Gerwig brings an assured sense to Frances’ ungainly physical style; there are almost no moments when she is not on screen, and the performance delightful. This actor has truly “arrived”. Most of Frances’ autobiography is Gerwig’s. Frances is a wanna-be dancer who lurches from one mini-personal disaster to another. She works on the fringes of a professional dance company as an apprentice who never quite makes it, and slowly but surely runs out of money, unlike her unstressed “trust fund”-supported friends. “The only people who can afford to be artists in New York are rich”, Frances wisely observes. She even falls out with her room-mate and best friend Sophie (Mickey Sumner). Her one attempt at competing in this world of money and privilege – an impulsive weekend spent in a luxury flat in Paris – is disastrous, as she sleeps most of the time and cannot connect with her only friends there.
Eventually Frances can no longer pay rent, and resorts to visiting her parents at “home” in Sacramento, California (Gerwig actually grew up there). These touching scenes are all the more poignant because Gerwig’s actual parents – Gordon and Christine Gerwig – play her movie parents. One of Frances’ last residences is a dormitory at Vassar College (which Baumbach attended), where she works a summer job serving food at alumni reunions.
“Frances Ha” has de facto “chapter” headings – simple white font on black backgrounds, Woody Allen-style, each identifying one of France’s residences. It’s not surprising that “Time” magazine calls “Frances Ha” a “Millennial ‘Annie Hall’”. But it does have a complex set of antecedents: Woody Allen’s “Manhattan” (romantic New York also shot in black and white), the “Gen Y” television series “Girls” (the film includes Adam Driver from that series, here as “Lev Shapiro”) and splashed with a touch of “Greenberg”. If you think other actors look familiar, you are right: Grace Gummer – one of Meryl Streep’s daughters and like Streep, a Vassar graduate – also appears as Rachel, one of Frances’ friends.

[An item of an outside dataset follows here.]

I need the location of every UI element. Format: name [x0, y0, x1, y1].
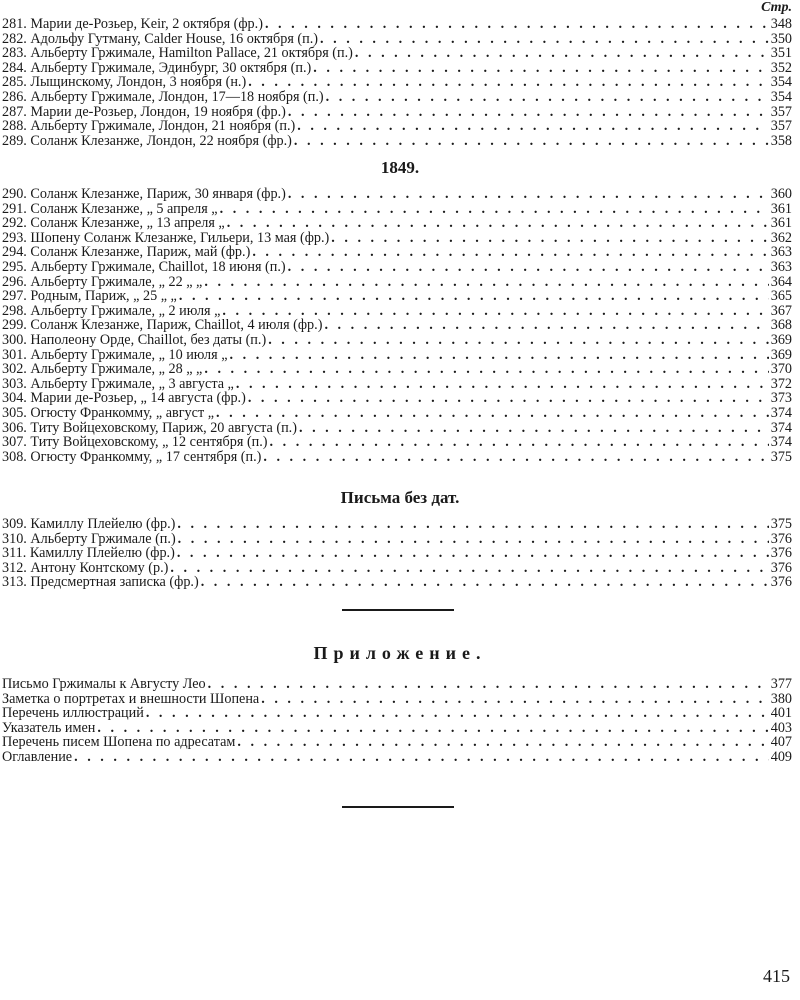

As enjoyable as it is, “Frances Ha” is unlikely to have to same impact as “Annie Hall”. Like Frances herself, the film’s story “arc” drifts. It’s too “small” and too particular to a certain demographic – modern urban twentysomethings in life transition. It also glides lightly over its Jewish roots. In “Annie Hall” Woody Allen’s character complained about antisemites calling him “Jew” under their breath, and Diane Keaton’s character referred to him as “What Grammy Hall would call ‘a real Jew’”. But “Frances Ha” exists in a more frictionless world. Sure, you’re Jewish – excepting Frances, most of the main characters are. But so what? There’s no tension.
As for the film’s title “Frances Ha” – wait to the final scene for an explanation.